S’attaquer aux biais

La définition de l’équité est complexe en raison des différentes perspectives à prendre en compte, et combattre les biais dans les systèmes d’IA peut s’avérer difficile car les groupes ne sont souvent pas homogènes (par exemple hommes et femmes), et les individus au sein de ces groupes ont des profils différents (par exemple hommes noirs et femmes noires).
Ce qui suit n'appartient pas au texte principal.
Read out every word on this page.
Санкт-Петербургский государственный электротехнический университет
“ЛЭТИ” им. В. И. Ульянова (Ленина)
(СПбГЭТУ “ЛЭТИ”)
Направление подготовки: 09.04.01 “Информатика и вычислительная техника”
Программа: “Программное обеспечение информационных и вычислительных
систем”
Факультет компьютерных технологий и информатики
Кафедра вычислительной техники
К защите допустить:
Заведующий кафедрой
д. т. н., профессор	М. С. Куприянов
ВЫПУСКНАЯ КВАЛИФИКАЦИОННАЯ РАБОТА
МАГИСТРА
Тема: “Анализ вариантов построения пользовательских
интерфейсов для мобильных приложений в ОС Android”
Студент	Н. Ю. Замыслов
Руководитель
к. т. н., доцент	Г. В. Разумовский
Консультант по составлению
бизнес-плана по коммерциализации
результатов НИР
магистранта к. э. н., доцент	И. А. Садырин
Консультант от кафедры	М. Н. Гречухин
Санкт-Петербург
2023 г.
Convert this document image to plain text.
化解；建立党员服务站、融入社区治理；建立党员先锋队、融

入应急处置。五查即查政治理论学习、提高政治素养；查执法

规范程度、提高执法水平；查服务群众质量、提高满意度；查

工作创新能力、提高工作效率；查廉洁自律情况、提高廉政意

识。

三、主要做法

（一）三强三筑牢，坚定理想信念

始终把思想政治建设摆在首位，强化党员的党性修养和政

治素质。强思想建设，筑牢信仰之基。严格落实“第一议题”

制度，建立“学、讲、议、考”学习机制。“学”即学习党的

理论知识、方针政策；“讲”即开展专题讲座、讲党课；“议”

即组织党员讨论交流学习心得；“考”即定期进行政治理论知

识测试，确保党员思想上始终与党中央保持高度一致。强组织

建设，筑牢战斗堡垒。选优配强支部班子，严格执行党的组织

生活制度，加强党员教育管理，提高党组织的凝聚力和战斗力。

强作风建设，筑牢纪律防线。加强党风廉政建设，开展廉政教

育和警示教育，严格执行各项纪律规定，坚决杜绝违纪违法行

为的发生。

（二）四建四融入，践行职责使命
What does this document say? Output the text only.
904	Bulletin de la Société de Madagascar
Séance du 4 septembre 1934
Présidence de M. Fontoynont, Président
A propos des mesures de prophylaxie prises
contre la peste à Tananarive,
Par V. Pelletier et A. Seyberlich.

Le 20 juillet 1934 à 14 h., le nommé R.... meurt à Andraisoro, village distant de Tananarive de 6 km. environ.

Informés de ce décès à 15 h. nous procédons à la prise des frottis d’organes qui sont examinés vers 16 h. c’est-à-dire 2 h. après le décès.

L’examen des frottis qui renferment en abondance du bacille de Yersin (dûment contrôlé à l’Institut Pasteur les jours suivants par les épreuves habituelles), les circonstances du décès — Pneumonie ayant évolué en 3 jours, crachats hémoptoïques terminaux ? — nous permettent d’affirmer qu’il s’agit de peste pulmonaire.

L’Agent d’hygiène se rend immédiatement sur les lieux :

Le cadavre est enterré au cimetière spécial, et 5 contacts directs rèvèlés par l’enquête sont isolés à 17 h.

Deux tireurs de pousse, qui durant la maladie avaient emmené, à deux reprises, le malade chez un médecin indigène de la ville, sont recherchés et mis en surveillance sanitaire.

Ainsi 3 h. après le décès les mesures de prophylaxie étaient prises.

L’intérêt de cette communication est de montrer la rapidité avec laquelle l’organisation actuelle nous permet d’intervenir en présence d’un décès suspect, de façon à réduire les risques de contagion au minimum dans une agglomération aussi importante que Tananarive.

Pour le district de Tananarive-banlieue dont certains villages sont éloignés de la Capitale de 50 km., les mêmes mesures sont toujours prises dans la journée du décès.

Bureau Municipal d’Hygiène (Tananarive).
“Au niveau du groupe, on considère que toutes les femmes sont semblables et on essaie d’égaliser leurs chances ou de corriger les erreurs du système pour que le groupe soit égal à un groupe d’hommes. Mais lorsque l’on descend au niveau individuel, il faut définir la mesure de la similarité entre deux individus, et cette mesure dépend alors fortement du contexte. La similarité de qualifications pour un emploi sera très différente de la similarité de deux patients dans le domaine de la santé.”

Corriger les données d’un domaine spécifique peut toutefois être impossible, et les disparités historiques signifient que certaines données n’existent tout simplement pas. Golnoosh Farnadi développe donc de nouveaux concepts d’algorithmes qui tiennent compte de l’équité, de la robustesse et de la protection des données personnelles. Cette démarche est d’autant plus opportune que les modèles modernes, de plus en plus puissants, nécessitent des données sensibles pour générer des prédictions précises.

Elle s’intéresse également de plus en plus à l’éthique des modèles d’IA générative tels que ChatGPT.

“En tant qu’humains, nous aimons faire confiance, et le problème de l’IA et des modèles d’apprentissage automatique est que nous leur faisons confiance, mais nous ne devrions pas, car ils ne donnent aucune source et vous ne pouvez pas savoir si vous faites l’objet d’une discrimination. Les informations reçues diffèrent d’une personne à l’autre, et nous courons le risque de vivre dans des bulles créées par l’IA à mesure que l’utilisation de ces modèles augmente.”

Golnoosh Farnadi dénonce le fait que la plupart des données utilisées pour entraîner les modèles modernes proviennent d’Amérique du Nord, ce qui signifie que d’autres régions du monde risquent d’être sous-représentées.

“Nous devons renverser la tendance qui consiste à utiliser des modèles de plus en plus gros, car cela crée une structure monopolistique qui crée davantage de biais car elle ne fonctionne que pour une frange spécifique de la population”, conclut Golnoosh Farnadi.

L’un des moyens d’y remédier serait de travailler avec des données locales d’une manière plus démocratique et moins centralisée, ce qui contribuerait également à réduire les biais. 

“Cela permettrait aussi aux petits acteurs ayant moins d’accès aux ressources d’avoir une chance de contribuer.”